В доме явно жили. Никого не было видно, но признаки жизни бесспорны: никакой запущенности, ветхости. Грубо сколоченная мебель покрыта светлыми накидками — некоторые потерты, но все — чистые. Помещение было маленьким, на столах стояли глиняные вазы неправильной формы с цветами, встречавшимися здесь повсюду. Из деревянной кухни, расположенной на угол от комнаты, служившей гостиной, столовой, кабинетом, шло тепло. Чуть поодаль, в глубине комнаты грубая деревянная лестница вела, без сомнения, в спальню и ванную комнату. На одном из столов виднелись книги и целая гора бумаг, аккуратно сложенных, с тяжелым камнем из реки, положенным сверху этой кипы. Мелисандра зашла, даже не подумав постучать и объявить о своем приходе. Она переступила через порог открытой двери. Тишина.

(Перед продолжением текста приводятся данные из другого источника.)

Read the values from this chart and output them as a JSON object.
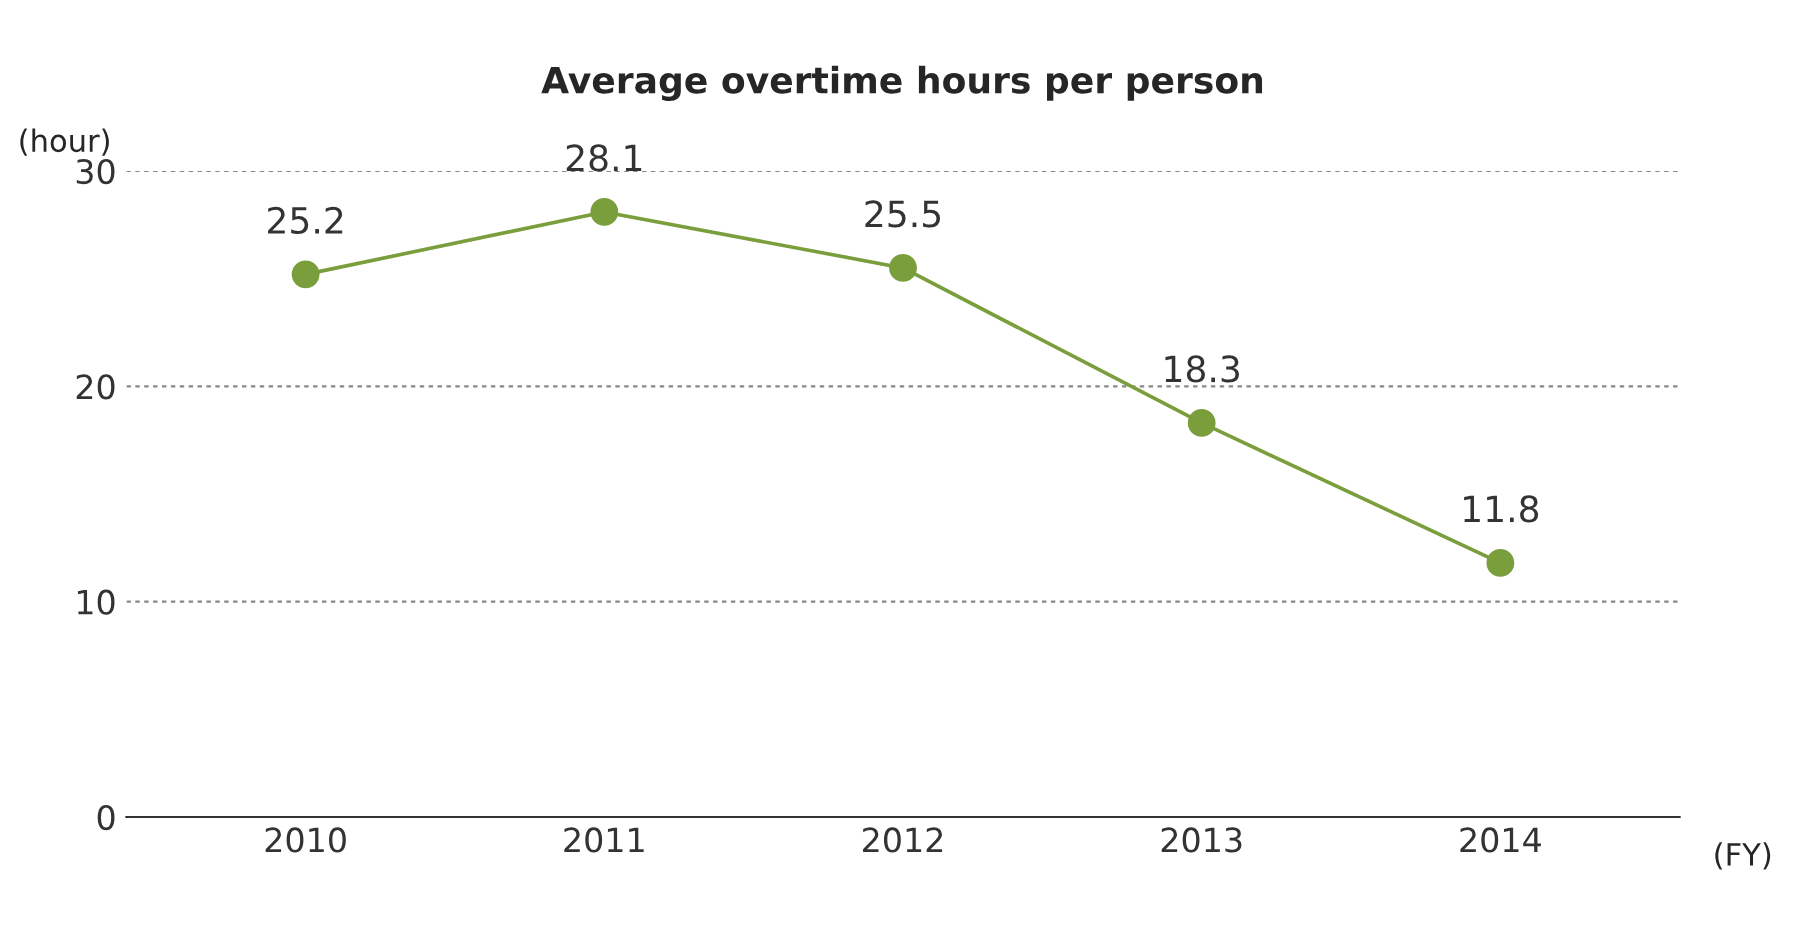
{
  "chart_data": {
    "type": "line",
    "title": "Average overtime hours per person",
    "categories": [
      "2010",
      "2011",
      "2012",
      "2013",
      "2014"
    ],
    "series": [
      {
        "color": "#7a9e3c",
        "values": [
          25.2,
          28.1,
          25.5,
          18.3,
          11.8
        ]
      }
    ],
    "ylabel": "(hour)",
    "xlabel": "(FY)",
    "ylim": [
      0,
      30
    ],
    "yticks": [
      0,
      10,
      20,
      30
    ],
    "grid": "y",
    "marker": "circle",
    "line_style": "solid",
    "data_labels": true
  }
}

— Привет, — сказала она, но ответа не последовало.
Она подошла к письменному столу, увидела сложенные листы бумаги, бабочек, наколотых на булавки, высушенных скарабеев, выставленных в ряд на полке, бабушкину фотографию, пожелтевшую, прибитую гвоздиком к стене. Ее знобило. Она взяла одно из покрывал и накрыла себе плечи, провела рукой по мебели, словно та могла объяснить ей эту загадку.
Она не знала, сколько времени просидела там, неподвижно, в ожидании.

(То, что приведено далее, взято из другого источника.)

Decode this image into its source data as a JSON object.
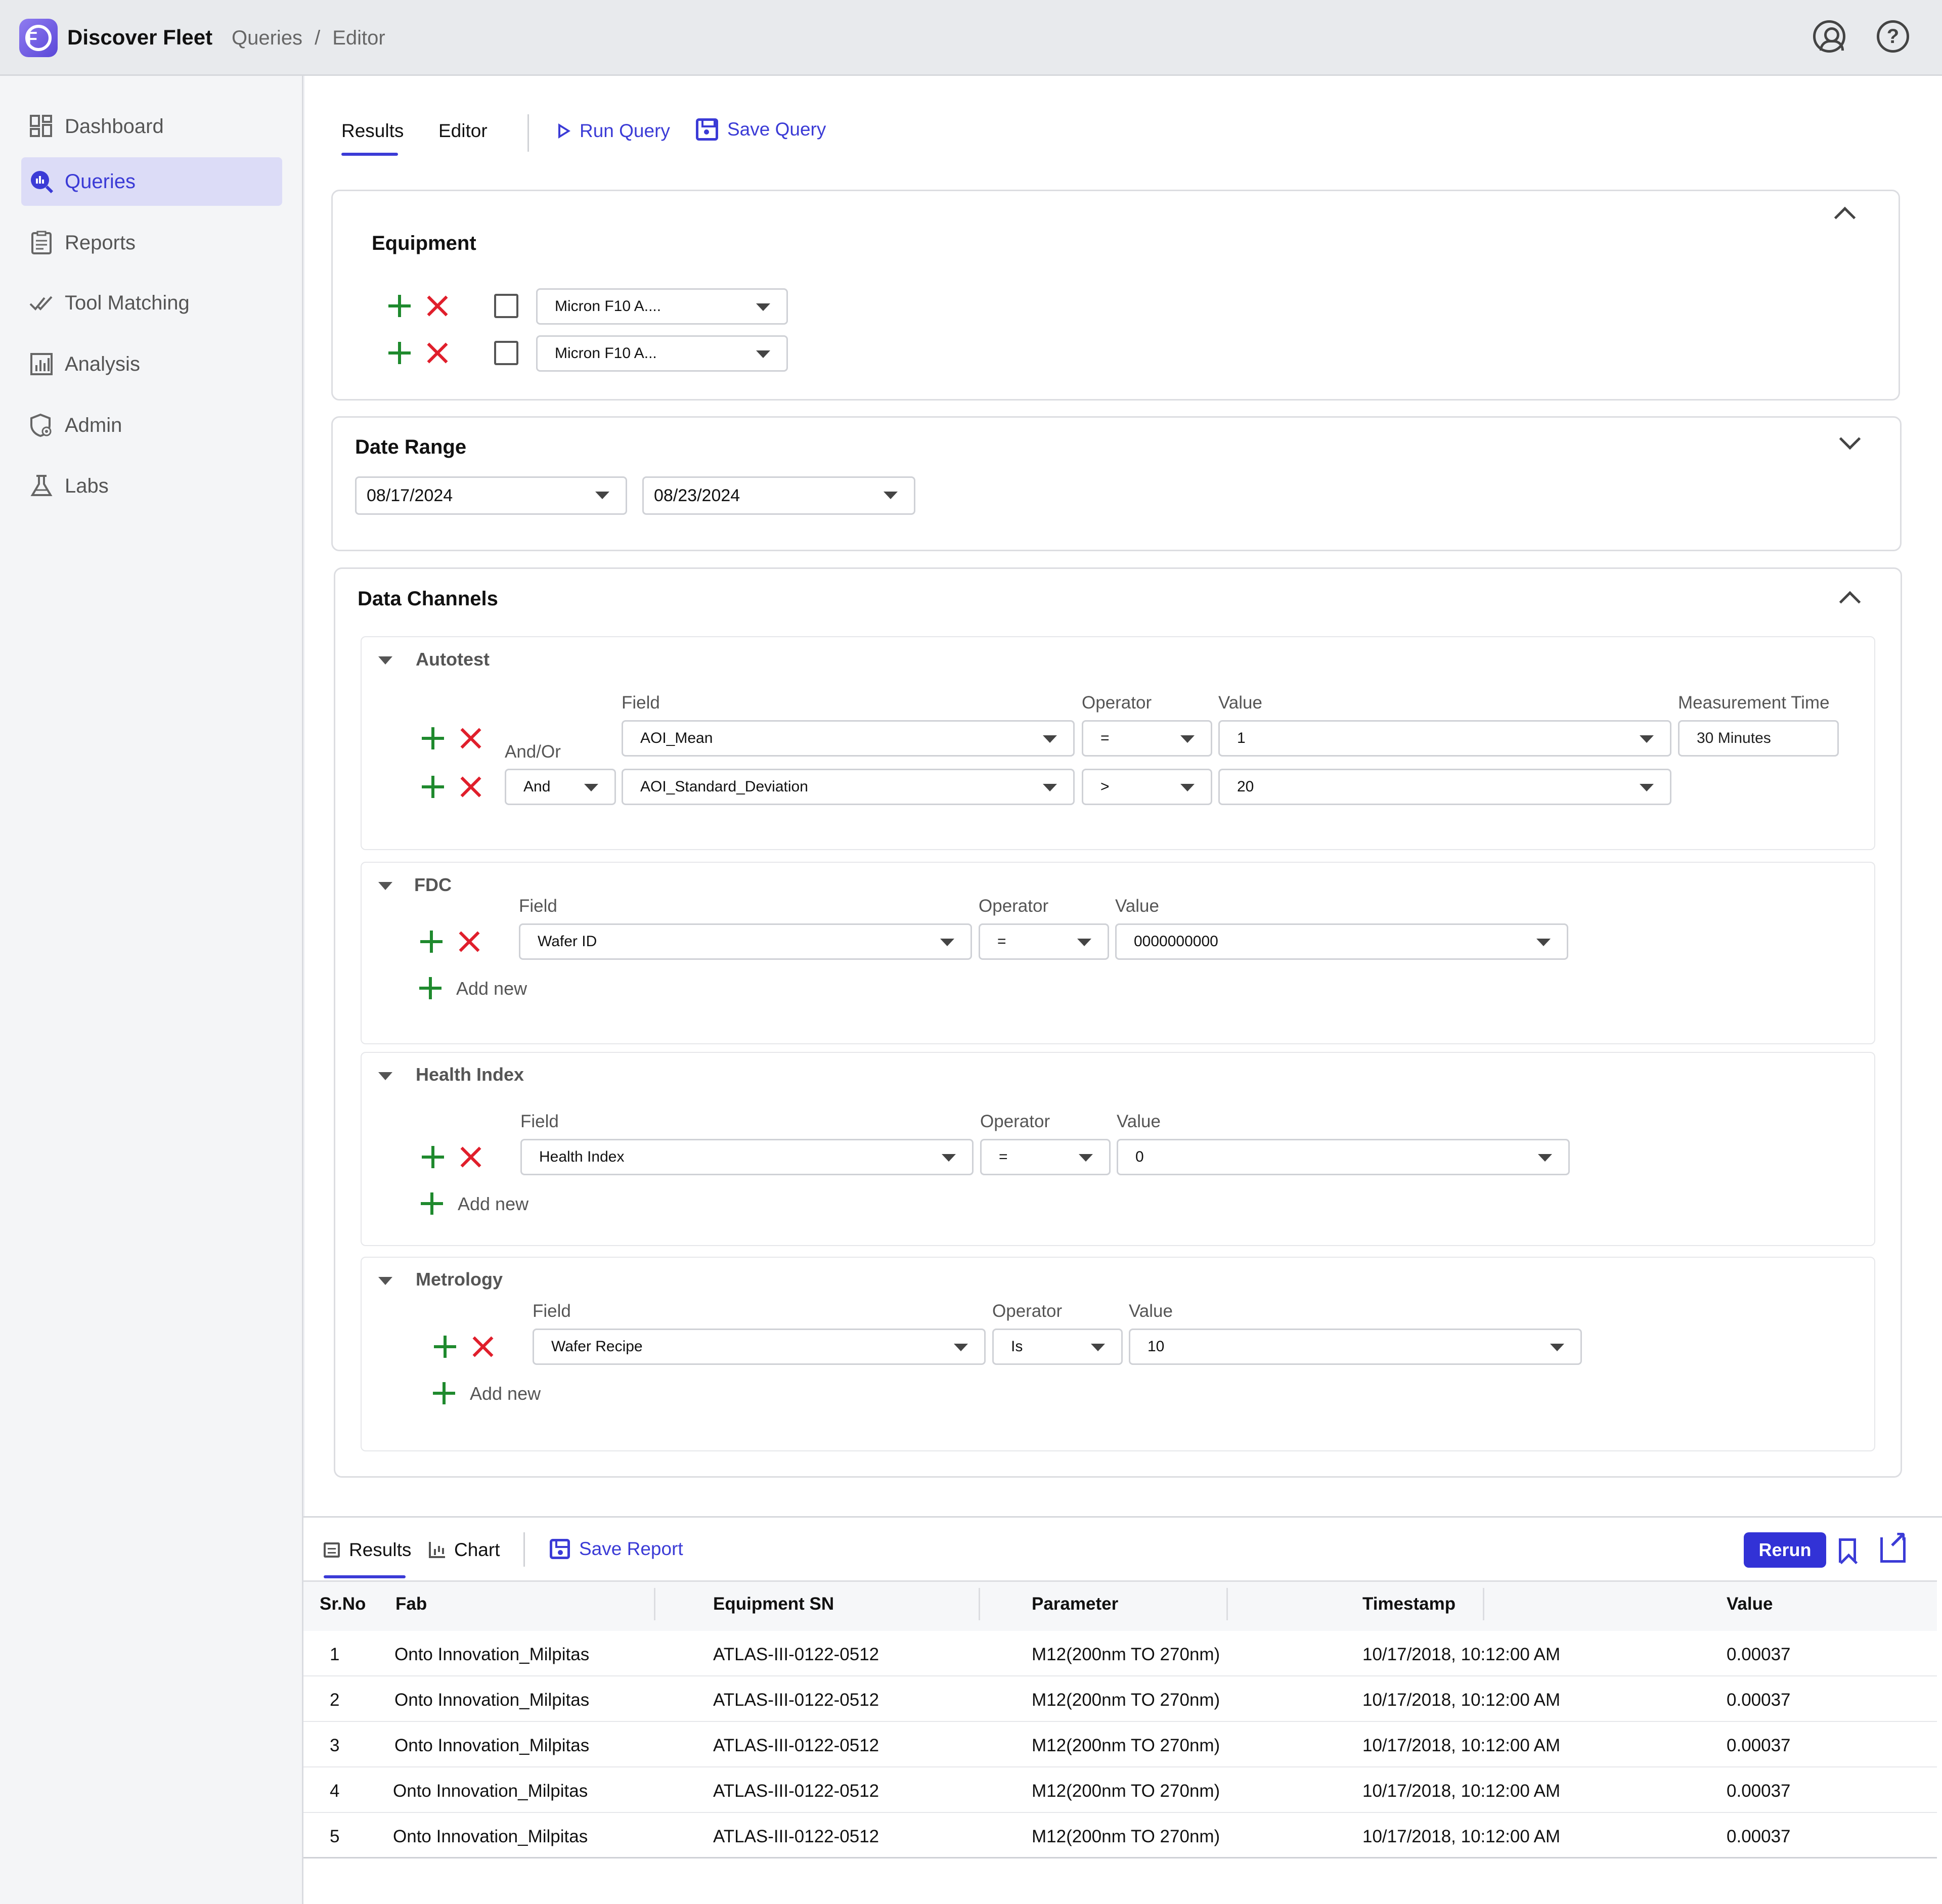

Наверное, она задремала, потому что, когда проснулась, увидела перед собой женщину, которая смотрела на нее такими же глазами, как у нее.
Глава 49
Слышалось шумное журчание ручья. Лицо собиралось в ее памяти по осколкам. Забытые образы, выцветший портрет снова обретал краски. Мелисандра застыла, словно зачарованная, глядя на хозяйку дома. Это была она сама. Она перед своим будущим отражением в зеркале после несколько десятилетий. Неподвижная женщина стояла в тихой комнате.
— Здравствуй, Мелисандра, — наконец сказала женщина хриплым голосом.
— Здравствуй, — ответила Мелисандра.
Женщина наклонилась, села на колени возле стула.
Они медленно приближались друг к другу не для того, чтобы тотчас броситься в объятия, а чтобы почувствовать запах, признать друг друга в длительной, напряженной церемонии кошек, когда мать со своей нежностью, не говоря ни слова, прокладывала себе дорогу, пристально глядя на нее, трогая ее, произнося, наконец, снова и снова: — «Мелисандра. Я знала, что однажды ты придешь, Мелисандра». Мелисандра позволяла ласкать себя. В какой-то момент ее тело ослабило сопротивление, и она обняла женщину, положила голову ей на плечо и закрыла глаза. Когда ей захотелось ответить на ее ласки, сказать ей «мама», «мамочка», на нее нахлынули воспоминания о нехватке материнского тепла, какое-то протяжное мычание горечи вырвалось изнутри нее. Вместо слов она издала звук своих печалей от ужаса бесконечных ночей, когда она звала ее, отказавшись от чужих объятий, пытавшихся заменить мать. Это был гневный и бессильный плач, невыразимая пустота в абсолютной неспособности понять ее, боль и первичная дерзость, которую она никогда до этого момента в себе не признавала, когда страдала от нее.
Мать, тихонько плача, утешила ее, покачала на своих руках, прошептала, напела колыбельные за все это долгое время.
— Где мой папа? — спросила Мелисандра позднее, сидя на диване с чашкой кофе, который подала ей мать.
— Умер почти четыре месяца назад. Он очень устал, долго болел. Он был бы очень рад увидеть тебя. Но, может, так оно и лучше… Хотя я все равно по нему скучаю.
Она встала. Показала ей пожелтевшие фотографии ее отца в молодости. Мелисандра обратила внимание на руки женщины: морщинистые, сильные, такие же, как у бабушки. Мать не спрашивала о дедушке, а у Мелисандры накопилось столько вопросов. «Спокойно, — сказала она себе. — Еще будет время». Обе устали. Мать двигалась с какой-то тяжестью, которая — Мелисандра чувствовала — была ей не присуща. Она заметила ее широкие плечи. Они были одинаковые и в то же время какие-то разные. В окне она увидела сумерки.
— Где все остальные? — спросила она. — Как так получилось, что в Васлале никого нет?